Veränderung. Sie ist der große Feind. Büchern ergeht es am besten, wenn Temperatur, Luftfeuchtigkeit, die ganze Umgebung beständig bleiben. Drastischere Veränderungen als diese kann ein Manuskript kaum erleben: umgelagert unter extremen Bedingungen und ohne Vorbereitung oder Vorsichtsmaßnahmen, enormen Temperaturschwankungen ausgesetzt. Ich hatte Angst gehabt, die Seiten könnten geschrumpft, die Pigmente abgeplatzt sein. Aber die Farben waren erhalten, so rein und lebhaft wie an dem Tag, an dem sie aufgetragen worden waren. Im Unterschied zu dem Blattgold auf dem Buchrücken, das abgeflockt war, wirkte das Gold der Abbildungen frisch und leuchtend. Der Mann, der sie vor fünfhundert Jahren gemalt hatte, hatte sein Handwerk definitiv besser beherrscht als der neuzeitliche Wiener Buchbinder. Auch Blattsilber entdeckte ich, allerdings grau und oxydiert, wie zu erwarten gewesen war.

»Werden Sie das ausbessern?« Es war der dünne junge Mann aus dem Museum, der auf eine deutlich verfärbte Stelle zeigte. Er stand zu nahe daran. Da Pergament Fleisch ist, können menschliche Bakterien es beschädigen. Ich verlagerte meine Schulter so, dass er seine Hand zurückziehen und einen Schritt nach hinten treten musste.

»Nein«, sagte ich. »Auf keinen Fall.« Ich schaute nicht auf.

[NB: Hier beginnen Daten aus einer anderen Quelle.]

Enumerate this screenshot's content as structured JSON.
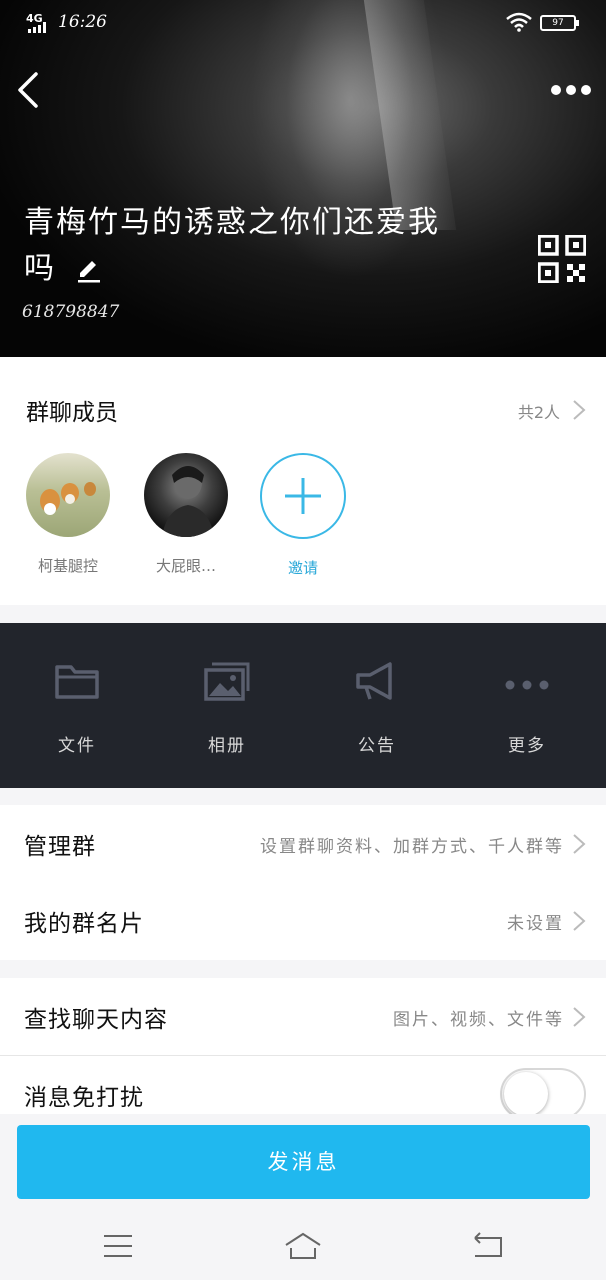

»Aber Sie sind doch Restauratorin; ich dachte …«

»Konservatorin«, berichtigte ich ihn. Das Letzte, was ich mir in diesem Moment wünschte, war eine lange Diskussion über die Philosophie der Buchkonservierung. »Sehen Sie«, sagte ich, »Sie sind hier anwesend; mir wurde erklärt, dass das notwendig ist, aber es wäre mir lieb, wenn Sie mich bei der Arbeit nicht unterbrechen.«

»Ich verstehe«, begegnete er meiner Schroffheit mit sanfter Stimme. »Aber Sie müssen mich auch verstehen: Ich bin der Kustos, verantwortlich für dieses Buch.«

Kustos. Es dauerte eine Minute, ehe ich begriff. Dann drehte ich mich um und starrte ihn an. »Sie können doch nicht Ozren Karaman sein, der das Buch gerettet hat?«

Sajjan, der UNO-Vertreter, sprang auf. »Entschuldigung, ich hätte Sie einander vorstellen müssen. Aber Sie waren so erpicht darauf, mit der Arbeit anzufangen, dass ich – Dr. Hanna Heath, darf ich Ihnen Dr. Ozren Karaman vorstellen, Chefbibliothekar des Nationalmuseums und Professor für Bibliothekswissenschaft an der Nationaluniversität von Bosnien.«

»Ich – tut mir leid, das war unhöflich von mir«, sagte ich.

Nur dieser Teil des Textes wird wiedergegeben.